Allocation of overheads under ABC

01/08/2020 0 By indiafreenotes

The short-term variable costs should be identified to products using volume related cost drivers such as direct labour hour, direct material cost, machine hours etc. Kalpan and Cooper claimed that volume related cost drivers are inappropriate for tracing long-term variable costs to products because they are driven by complexity and variety and not by volume and the key to understanding what causes (drivers) overhead costs in transactions undertaken by support departments costs and factory overheads to product lines under ABC system is shown in the following figure:

Steps to Develop ABC System:

  1. Identify the main activities performed in the organization, such as manufacturing, assembly etc., as well as support activities, including purchasing, packing and dispatching.
  2. Identify the factors which influence the cost of each activity- the cost drivers.
  3. Collect accurate data on direct labour, material and overhead costs.
  4. Establishing the demands made by particular products on activities, using the cost drivers as a measure of demand.
  5. Trace the cost of activities to products according to a product’s demand for each activity.

The rules developed by Kaplan and Cooper for this process is:

  1. Focus on expensive resources, thus directing attention to resource categories where the new costing process has the potential to make big differences on product cost.
  2. Emphasis on resources whose consumption varies significantly by product and product type-look for diversity.
  3. Focus on resources whose demand patterns are un-correlated with traditional allocation measures.

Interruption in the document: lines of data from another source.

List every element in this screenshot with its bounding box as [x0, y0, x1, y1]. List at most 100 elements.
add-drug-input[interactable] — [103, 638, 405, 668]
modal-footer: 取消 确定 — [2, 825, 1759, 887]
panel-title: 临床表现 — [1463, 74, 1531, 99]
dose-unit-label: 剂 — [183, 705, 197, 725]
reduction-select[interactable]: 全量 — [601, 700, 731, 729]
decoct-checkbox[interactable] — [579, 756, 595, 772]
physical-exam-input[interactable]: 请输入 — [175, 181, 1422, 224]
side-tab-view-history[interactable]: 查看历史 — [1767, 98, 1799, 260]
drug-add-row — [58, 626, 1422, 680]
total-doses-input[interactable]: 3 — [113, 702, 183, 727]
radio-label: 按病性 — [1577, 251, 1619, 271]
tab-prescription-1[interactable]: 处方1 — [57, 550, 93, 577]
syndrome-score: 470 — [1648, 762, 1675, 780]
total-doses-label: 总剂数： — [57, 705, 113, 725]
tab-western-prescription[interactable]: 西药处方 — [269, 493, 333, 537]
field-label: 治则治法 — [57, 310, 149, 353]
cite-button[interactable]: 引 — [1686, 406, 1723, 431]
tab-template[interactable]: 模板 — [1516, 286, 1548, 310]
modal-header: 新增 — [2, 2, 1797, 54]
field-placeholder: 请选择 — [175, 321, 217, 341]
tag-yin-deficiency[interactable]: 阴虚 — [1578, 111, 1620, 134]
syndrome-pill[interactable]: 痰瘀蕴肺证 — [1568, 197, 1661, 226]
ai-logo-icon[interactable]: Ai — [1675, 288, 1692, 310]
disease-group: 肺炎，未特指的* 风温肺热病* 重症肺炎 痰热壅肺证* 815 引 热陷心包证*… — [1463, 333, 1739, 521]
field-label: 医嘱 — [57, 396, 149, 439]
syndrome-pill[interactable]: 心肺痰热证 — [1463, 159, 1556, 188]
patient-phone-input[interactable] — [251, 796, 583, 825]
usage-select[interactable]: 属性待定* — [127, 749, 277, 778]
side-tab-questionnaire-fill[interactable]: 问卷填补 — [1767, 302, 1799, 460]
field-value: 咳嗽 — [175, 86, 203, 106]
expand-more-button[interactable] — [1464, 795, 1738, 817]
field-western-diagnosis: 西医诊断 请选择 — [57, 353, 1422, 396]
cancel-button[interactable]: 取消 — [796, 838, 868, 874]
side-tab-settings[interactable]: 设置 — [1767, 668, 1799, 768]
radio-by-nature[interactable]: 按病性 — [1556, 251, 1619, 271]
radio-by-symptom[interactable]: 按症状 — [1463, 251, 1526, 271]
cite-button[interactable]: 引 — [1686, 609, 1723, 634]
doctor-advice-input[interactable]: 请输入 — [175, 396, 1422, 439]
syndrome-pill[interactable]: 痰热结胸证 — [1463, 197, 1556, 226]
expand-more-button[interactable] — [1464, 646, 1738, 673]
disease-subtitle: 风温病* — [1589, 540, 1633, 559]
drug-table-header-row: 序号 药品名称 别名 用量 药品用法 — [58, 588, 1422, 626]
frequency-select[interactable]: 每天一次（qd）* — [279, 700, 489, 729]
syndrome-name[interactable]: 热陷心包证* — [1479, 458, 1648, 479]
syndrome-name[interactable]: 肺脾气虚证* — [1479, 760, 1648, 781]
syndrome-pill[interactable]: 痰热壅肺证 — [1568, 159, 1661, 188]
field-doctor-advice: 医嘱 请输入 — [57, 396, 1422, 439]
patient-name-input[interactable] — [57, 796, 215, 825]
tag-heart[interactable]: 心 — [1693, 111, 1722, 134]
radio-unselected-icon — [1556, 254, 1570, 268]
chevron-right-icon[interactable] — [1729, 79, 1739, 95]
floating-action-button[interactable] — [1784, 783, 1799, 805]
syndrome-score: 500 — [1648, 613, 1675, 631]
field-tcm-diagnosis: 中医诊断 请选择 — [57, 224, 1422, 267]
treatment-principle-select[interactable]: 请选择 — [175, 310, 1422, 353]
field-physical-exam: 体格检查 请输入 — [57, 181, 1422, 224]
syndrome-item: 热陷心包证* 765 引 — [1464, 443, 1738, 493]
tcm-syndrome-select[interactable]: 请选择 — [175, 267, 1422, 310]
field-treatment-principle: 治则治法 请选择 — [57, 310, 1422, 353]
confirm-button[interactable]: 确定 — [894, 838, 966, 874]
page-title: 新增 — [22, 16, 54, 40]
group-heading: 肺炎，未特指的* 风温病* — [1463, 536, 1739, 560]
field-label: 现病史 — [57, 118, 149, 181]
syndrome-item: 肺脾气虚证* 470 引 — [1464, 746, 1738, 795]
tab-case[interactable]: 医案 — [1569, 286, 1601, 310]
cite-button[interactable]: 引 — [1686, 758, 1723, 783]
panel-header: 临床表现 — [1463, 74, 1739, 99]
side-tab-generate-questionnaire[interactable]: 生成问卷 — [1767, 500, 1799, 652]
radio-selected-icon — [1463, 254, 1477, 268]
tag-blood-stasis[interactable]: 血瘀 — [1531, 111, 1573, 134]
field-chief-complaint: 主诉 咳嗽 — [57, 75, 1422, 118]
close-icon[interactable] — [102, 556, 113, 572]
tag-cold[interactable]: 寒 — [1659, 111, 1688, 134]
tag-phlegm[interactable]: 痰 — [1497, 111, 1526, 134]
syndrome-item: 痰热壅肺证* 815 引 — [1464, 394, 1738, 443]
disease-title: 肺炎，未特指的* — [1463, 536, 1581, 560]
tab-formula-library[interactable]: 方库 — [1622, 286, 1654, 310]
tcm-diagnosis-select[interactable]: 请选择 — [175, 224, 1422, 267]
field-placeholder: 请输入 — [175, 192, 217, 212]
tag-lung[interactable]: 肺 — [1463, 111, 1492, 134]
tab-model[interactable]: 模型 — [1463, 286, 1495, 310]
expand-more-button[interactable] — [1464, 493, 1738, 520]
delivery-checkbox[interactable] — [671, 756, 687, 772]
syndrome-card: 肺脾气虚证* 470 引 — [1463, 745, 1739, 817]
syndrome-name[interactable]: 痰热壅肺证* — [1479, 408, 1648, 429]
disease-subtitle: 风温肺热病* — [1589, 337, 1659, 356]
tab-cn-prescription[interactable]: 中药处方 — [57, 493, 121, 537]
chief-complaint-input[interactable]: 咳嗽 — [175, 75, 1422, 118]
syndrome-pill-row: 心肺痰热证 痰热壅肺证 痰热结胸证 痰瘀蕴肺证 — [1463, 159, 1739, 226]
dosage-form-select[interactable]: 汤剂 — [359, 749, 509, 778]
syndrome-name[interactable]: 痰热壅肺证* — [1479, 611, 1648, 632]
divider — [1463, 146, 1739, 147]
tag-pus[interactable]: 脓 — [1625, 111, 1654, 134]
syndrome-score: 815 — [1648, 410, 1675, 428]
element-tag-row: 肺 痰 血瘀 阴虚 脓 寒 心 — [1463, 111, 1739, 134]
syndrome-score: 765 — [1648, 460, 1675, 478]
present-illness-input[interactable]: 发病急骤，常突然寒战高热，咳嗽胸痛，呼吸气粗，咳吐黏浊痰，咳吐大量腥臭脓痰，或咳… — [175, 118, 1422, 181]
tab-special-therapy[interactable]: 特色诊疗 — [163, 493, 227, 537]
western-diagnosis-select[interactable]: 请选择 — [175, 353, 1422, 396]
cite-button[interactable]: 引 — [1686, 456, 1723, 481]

Thus, ABC is the process of tracing costs first from resources to activities and then from activities to specific products. The technique of ABC lays the importance of different costs for different purposes and the identification of just those costs, which are relevant to a particular decision. However, it does not challenge the conventional accounting methods and theory; instead, it refines the ideas and concepts of conventional methods.

Traditional Versus ABC Approach to Designing a Costing System:

In traditional approach, there is lack of cause and effect relationship between the cost allocation bases and indirect cost pools because one or a few cost pools for each department or entire plant having little homogeneity are used. In ABC approach, many homogeneous indirect cost pools for various activity areas rather than a department or entire plant are used. There is a cause and effect relationship between the cost allocation bases and the indirect cost pools.

The traditional approach usually uses a few pools of indirect costs, so cost allocations are of intently based on broad averages. The costs of products thus, ascertained may be either over-costed or undercoated which may lead managers to make wrong pricing decisions resulting in loss of market share by fixing higher selling prices or selling prices for some products may be below the costs incurred to produce them. Activity based costing is a rational way of assigning indirect costs to various activities and pricing decisions taken by managers will be rational.

The activity based job costing method or process costing method is helpful in ascertaining areas where cost reductions are possible. Activity based costing can lead to improved decision making such as fixing selling price and pinpointing the area where cost reduction is possible because it provides more detailed information about various activities involved in a product or service.

Activity based principles can be successfully applied to the art of budgeting. Activity based budgeting is an approach to budgeting that lays emphasis on budgeting the costs of activities necessary to produce and sell products and services. Activity based budgeting is especially useful in case of budgeting of indirect costs.

Important steps in activity based budgeting are as follows:

  1. Determining the demand for each individual activity on the basis of budgeted production.
  2. Determining the budgeted cost of performing each activity.
  3. Ascertaining the actual cost of each activity.
  4. Comparing the actual cost with the budgeted cost of each activity, noting down the difference and taking corrective action, wherever necessary.